Le géant nippon avait alors précisé qu'il émettrait ces nouveaux titres pour un montant pouvant aller jusqu'à 500 milliards de yens (3,8 milliards d'euros) et qu'il rachèterait dans le même temps en Bourse l'équivalent en actions ordinaires.
Cette sorte d'échange, visant essentiellement des particuliers japonais, lui garantirait une fidélité d'actionnaires et faciliterait ses décisions d'investissement en recherche et développement notamment.
S'ils seront assortis d'un droit de vote et de dividendes, les nouveaux titres dit "AA" ne pourront pas être cédés avant une période de cinq ans et sous des conditions prédéfinies, soit en les revendant à Toyota au prix d'émission, soit en les convertissant en actions ordinaires.
Mais les fonds étrangers notamment et d'autres investisseurs institutionnels se sont dits opposés à ce plan qui les obligerait à passer par des intermédiaires et privilégierait trop les petits porteurs et autres actionnaires Japonais.
"Nous ne pensons pas que la création de ces actions soit conforme au principe +une action, un vote+", a notamment justifié le California State Teachers' Retirement System (CalSTRS), un fonds de pension américain qui veut appuyer le rejet de ce projet avec ses 4,3 millions de titres Toyota.
Le 27 mai, Institutional Shareholder Services, une société qui conseille les investisseurs pour les votes en AG d'entreprises, avait recommandé de s'opposer à la résolution portant création de ces nouvelles actions.
Toyota a répondu quelques jours plus tard en apportant de nouvelles précisions sur son projet et en promettant "un dialogue avec tous les actionnaires dans le monde et une prise en compte de leur opinion dans la gouvernance du groupe".

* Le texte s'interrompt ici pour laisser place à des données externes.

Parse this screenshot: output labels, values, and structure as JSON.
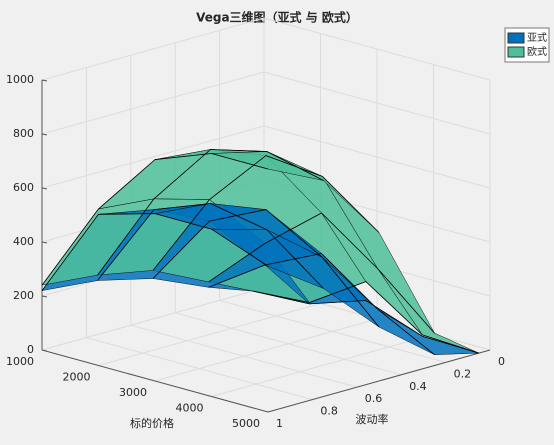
{
  "chart_data": {
    "type": "surface",
    "title": "Vega三维图（亚式 与 欧式）",
    "xlabel": "标的价格",
    "ylabel": "波动率",
    "x": [
      1000,
      2000,
      3000,
      4000,
      5000
    ],
    "y": [
      0.05,
      0.25,
      0.5,
      0.75,
      1
    ],
    "xlim": [
      1000,
      5000
    ],
    "ylim": [
      0,
      1
    ],
    "zlim": [
      0,
      1000
    ],
    "xticks": [
      1000,
      2000,
      3000,
      4000,
      5000
    ],
    "yticks": [
      0,
      0.2,
      0.4,
      0.6,
      0.8,
      1
    ],
    "zticks": [
      0,
      200,
      400,
      600,
      800,
      1000
    ],
    "grid": true,
    "legend": "upper right",
    "series": [
      {
        "name": "亚式",
        "color": "#0072bd",
        "z": [
          [
            0,
            10,
            80,
            5,
            0
          ],
          [
            60,
            200,
            300,
            150,
            40
          ],
          [
            150,
            420,
            520,
            400,
            200
          ],
          [
            200,
            520,
            600,
            560,
            400
          ],
          [
            220,
            560,
            620,
            620,
            540
          ]
        ]
      },
      {
        "name": "欧式",
        "color": "#4dbf9a",
        "z": [
          [
            0,
            15,
            150,
            10,
            0
          ],
          [
            80,
            280,
            450,
            300,
            120
          ],
          [
            180,
            500,
            720,
            700,
            550
          ],
          [
            220,
            560,
            800,
            850,
            800
          ],
          [
            240,
            580,
            820,
            900,
            900
          ]
        ]
      }
    ]
  }
}
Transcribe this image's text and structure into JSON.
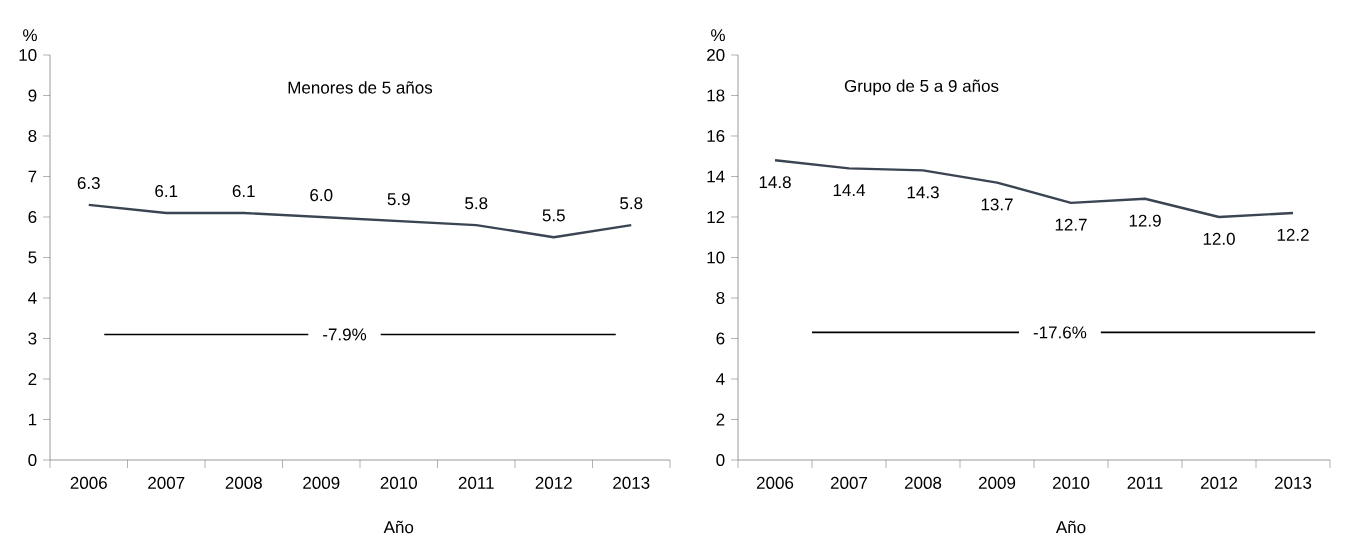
{
  "chart_data": [
    {
      "type": "line",
      "title": "Menores de 5 años",
      "xlabel": "Año",
      "ylabel": "%",
      "categories": [
        "2006",
        "2007",
        "2008",
        "2009",
        "2010",
        "2011",
        "2012",
        "2013"
      ],
      "series": [
        {
          "color": "#3a4452",
          "values": [
            6.3,
            6.1,
            6.1,
            6.0,
            5.9,
            5.8,
            5.5,
            5.8
          ],
          "value_labels": [
            "6.3",
            "6.1",
            "6.1",
            "6.0",
            "5.9",
            "5.8",
            "5.5",
            "5.8"
          ]
        }
      ],
      "ylim": [
        0,
        10
      ],
      "yticks": [
        0,
        1,
        2,
        3,
        4,
        5,
        6,
        7,
        8,
        9,
        10
      ],
      "ref_lines": [
        {
          "axis": "y",
          "value": 3.1,
          "color": "#000000"
        }
      ],
      "annotations": [
        "-7.9%"
      ]
    },
    {
      "type": "line",
      "title": "Grupo de 5 a 9 años",
      "xlabel": "Año",
      "ylabel": "%",
      "categories": [
        "2006",
        "2007",
        "2008",
        "2009",
        "2010",
        "2011",
        "2012",
        "2013"
      ],
      "series": [
        {
          "color": "#3a4452",
          "values": [
            14.8,
            14.4,
            14.3,
            13.7,
            12.7,
            12.9,
            12.0,
            12.2
          ],
          "value_labels": [
            "14.8",
            "14.4",
            "14.3",
            "13.7",
            "12.7",
            "12.9",
            "12.0",
            "12.2"
          ]
        }
      ],
      "ylim": [
        0,
        20
      ],
      "yticks": [
        0,
        2,
        4,
        6,
        8,
        10,
        12,
        14,
        16,
        18,
        20
      ],
      "ref_lines": [
        {
          "axis": "y",
          "value": 6.3,
          "color": "#000000"
        }
      ],
      "annotations": [
        "-17.6%"
      ]
    }
  ]
}
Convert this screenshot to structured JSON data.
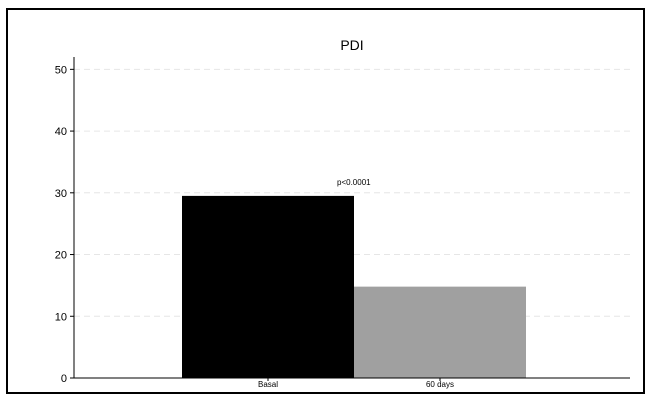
{
  "chart_data": {
    "type": "bar",
    "title": "PDI",
    "categories": [
      "Basal",
      "60 days"
    ],
    "values": [
      29.5,
      14.8
    ],
    "colors": [
      "#000000",
      "#a0a0a0"
    ],
    "ylim": [
      0,
      52
    ],
    "yticks": [
      0,
      10,
      20,
      30,
      40,
      50
    ],
    "annotation": "p<0.0001",
    "grid": true,
    "xlabel": "",
    "ylabel": ""
  }
}
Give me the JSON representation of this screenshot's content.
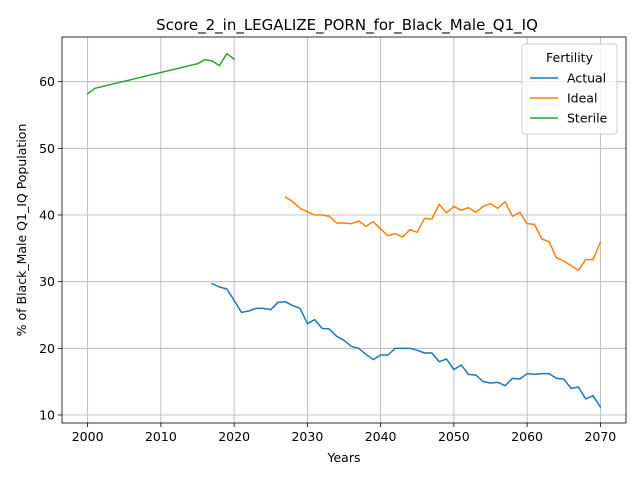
{
  "chart_data": {
    "type": "line",
    "title": "Score_2_in_LEGALIZE_PORN_for_Black_Male_Q1_IQ",
    "xlabel": "Years",
    "ylabel": "% of Black_Male Q1_IQ Population",
    "xlim": [
      1996.5,
      2073.5
    ],
    "ylim": [
      8.8,
      66.7
    ],
    "xticks": [
      2000,
      2010,
      2020,
      2030,
      2040,
      2050,
      2060,
      2070
    ],
    "yticks": [
      10,
      20,
      30,
      40,
      50,
      60
    ],
    "grid": true,
    "legend": {
      "title": "Fertility",
      "placement": "top-right"
    },
    "series": [
      {
        "name": "Actual",
        "color": "#1f77b4",
        "x": [
          2017,
          2018,
          2019,
          2020,
          2021,
          2022,
          2023,
          2024,
          2025,
          2026,
          2027,
          2028,
          2029,
          2030,
          2031,
          2032,
          2033,
          2034,
          2035,
          2036,
          2037,
          2038,
          2039,
          2040,
          2041,
          2042,
          2043,
          2044,
          2045,
          2046,
          2047,
          2048,
          2049,
          2050,
          2051,
          2052,
          2053,
          2054,
          2055,
          2056,
          2057,
          2058,
          2059,
          2060,
          2061,
          2062,
          2063,
          2064,
          2065,
          2066,
          2067,
          2068,
          2069,
          2070
        ],
        "y": [
          29.7,
          29.2,
          28.9,
          27.2,
          25.4,
          25.6,
          26.0,
          26.0,
          25.8,
          26.9,
          27.0,
          26.4,
          26.0,
          23.7,
          24.3,
          23.0,
          22.9,
          21.8,
          21.2,
          20.3,
          20.0,
          19.1,
          18.3,
          19.0,
          19.0,
          20.0,
          20.0,
          20.0,
          19.7,
          19.3,
          19.3,
          18.0,
          18.4,
          16.8,
          17.5,
          16.1,
          16.0,
          15.0,
          14.8,
          14.9,
          14.4,
          15.5,
          15.4,
          16.2,
          16.1,
          16.2,
          16.2,
          15.5,
          15.4,
          14.0,
          14.2,
          12.4,
          12.9,
          11.2
        ]
      },
      {
        "name": "Ideal",
        "color": "#ff7f0e",
        "x": [
          2027,
          2028,
          2029,
          2030,
          2031,
          2032,
          2033,
          2034,
          2035,
          2036,
          2037,
          2038,
          2039,
          2040,
          2041,
          2042,
          2043,
          2044,
          2045,
          2046,
          2047,
          2048,
          2049,
          2050,
          2051,
          2052,
          2053,
          2054,
          2055,
          2056,
          2057,
          2058,
          2059,
          2060,
          2061,
          2062,
          2063,
          2064,
          2065,
          2066,
          2067,
          2068,
          2069,
          2070
        ],
        "y": [
          42.7,
          42.0,
          41.0,
          40.5,
          40.0,
          40.0,
          39.8,
          38.8,
          38.8,
          38.7,
          39.1,
          38.3,
          39.0,
          37.9,
          36.9,
          37.2,
          36.7,
          37.8,
          37.4,
          39.5,
          39.4,
          41.6,
          40.3,
          41.3,
          40.7,
          41.1,
          40.4,
          41.3,
          41.7,
          41.0,
          42.0,
          39.8,
          40.4,
          38.7,
          38.6,
          36.4,
          36.0,
          33.6,
          33.1,
          32.4,
          31.7,
          33.3,
          33.3,
          35.9
        ]
      },
      {
        "name": "Sterile",
        "color": "#2ca02c",
        "x": [
          2000,
          2001,
          2015,
          2016,
          2017,
          2018,
          2019,
          2020
        ],
        "y": [
          58.2,
          59.0,
          62.7,
          63.3,
          63.1,
          62.4,
          64.2,
          63.4
        ]
      }
    ]
  }
}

Toyota juge en outre que ce programme répond pleinement aux nouvelles recommandations du Code de gouvernance des sociétés visant à faire des actionnaires des "partenaires de l'entreprise" et non de simples pourvoyeurs de fonds.
Pour être adoptée, la résolution validant ce programme doit être adoptée par deux tiers de l'assemblée générale.